Según el último censo del INDEC, realizado en 2010, el 46 % de la población tiene obra social; un 16 %, algún tipo de prepaga; un 2%, cobertura por un programa o plan estatal de salud, y un 36 % no cuenta con nada de eso, es decir, al menos 14 millones de personas no cuentan con ningún tipo de obra social o plan de salud y no tienen otra alternativa que asistir al sector público.

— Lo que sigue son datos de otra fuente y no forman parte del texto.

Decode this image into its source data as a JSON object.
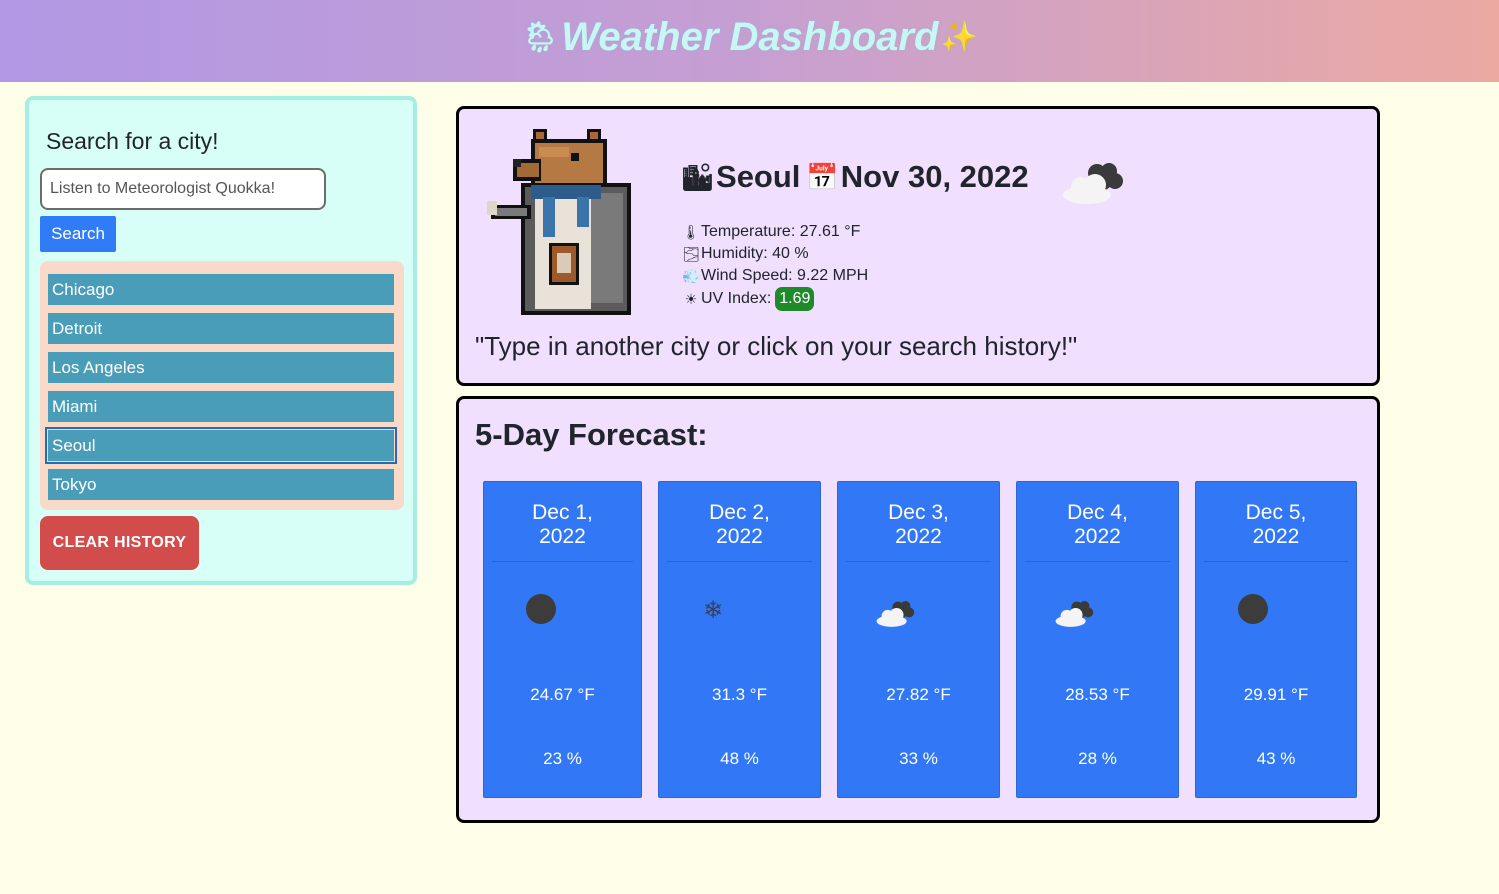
{
  "header": {
    "title": "Weather Dashboard",
    "left_icon": "cloud-rain-icon",
    "right_icon": "sparkles-icon"
  },
  "sidebar": {
    "title": "Search for a city!",
    "search_placeholder": "Listen to Meteorologist Quokka!",
    "search_value": "",
    "search_label": "Search",
    "history": [
      "Chicago",
      "Detroit",
      "Los Angeles",
      "Miami",
      "Seoul",
      "Tokyo"
    ],
    "active_city": "Seoul",
    "clear_label": "CLEAR HISTORY"
  },
  "current": {
    "city": "Seoul",
    "date": "Nov 30, 2022",
    "weather_icon": "cloudy-icon",
    "temperature": "Temperature: 27.61 °F",
    "humidity": "Humidity: 40 %",
    "wind": "Wind Speed: 9.22 MPH",
    "uv_label": "UV Index:",
    "uv_value": "1.69",
    "quote": "\"Type in another city or click on your search history!\""
  },
  "forecast": {
    "title": "5-Day Forecast:",
    "days": [
      {
        "date": "Dec 1,\n2022",
        "icon": "clear-night-icon",
        "temp": "24.67 °F",
        "humidity": "23 %"
      },
      {
        "date": "Dec 2,\n2022",
        "icon": "snow-icon",
        "temp": "31.3 °F",
        "humidity": "48 %"
      },
      {
        "date": "Dec 3,\n2022",
        "icon": "cloudy-icon",
        "temp": "27.82 °F",
        "humidity": "33 %"
      },
      {
        "date": "Dec 4,\n2022",
        "icon": "cloudy-icon",
        "temp": "28.53 °F",
        "humidity": "28 %"
      },
      {
        "date": "Dec 5,\n2022",
        "icon": "clear-night-icon",
        "temp": "29.91 °F",
        "humidity": "43 %"
      }
    ]
  },
  "colors": {
    "header_start": "#b197e4",
    "header_end": "#eba9a2",
    "sidebar_bg": "#d7fff7",
    "history_bg": "#f9d9c8",
    "history_item": "#4a9db8",
    "search_button": "#2f7cf6",
    "clear_button": "#d24c4c",
    "card_bg": "#f0dfff",
    "forecast_day": "#3278f6",
    "uv_badge": "#1f8a2a"
  }
}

Definitivamente la lucha que estamos dando no es aborto sí o aborto no, el foco de todo esto se ha puesto en eso, pero no vemos lo más importante. En caso de ser aprobado en este año, la oportunidad de abortar va a seguir siendo privilegio solo de algunas, de aquellas que cuentan con una cobertura privada para cuidar de su salud, de las mismas que tienen las pastillas anticonceptivas cubiertas al 100%, que pisaron pocas veces un hospital público y probablemente desconocen en parte o por completo la situación que estas instituciones están atravesando.

Es un hecho que la legalización del aborto es una de las tantas luchas feministas que nos quedan por conquistar, pero con un sistema de salud de este nivel, es difícil pensar que puede ser seguro y gratuito para todas nosotras. No es una locura pensar en una pronta despenalización del aborto, pero en el caso que suceda no nos olvidemos el contexto actual de nuestros hospitales públicos y la deuda pendiente que vamos a seguir teniendo con aquellas mujeres adultas, adolescentes y hasta niñas que recurren a ellos por un aborto.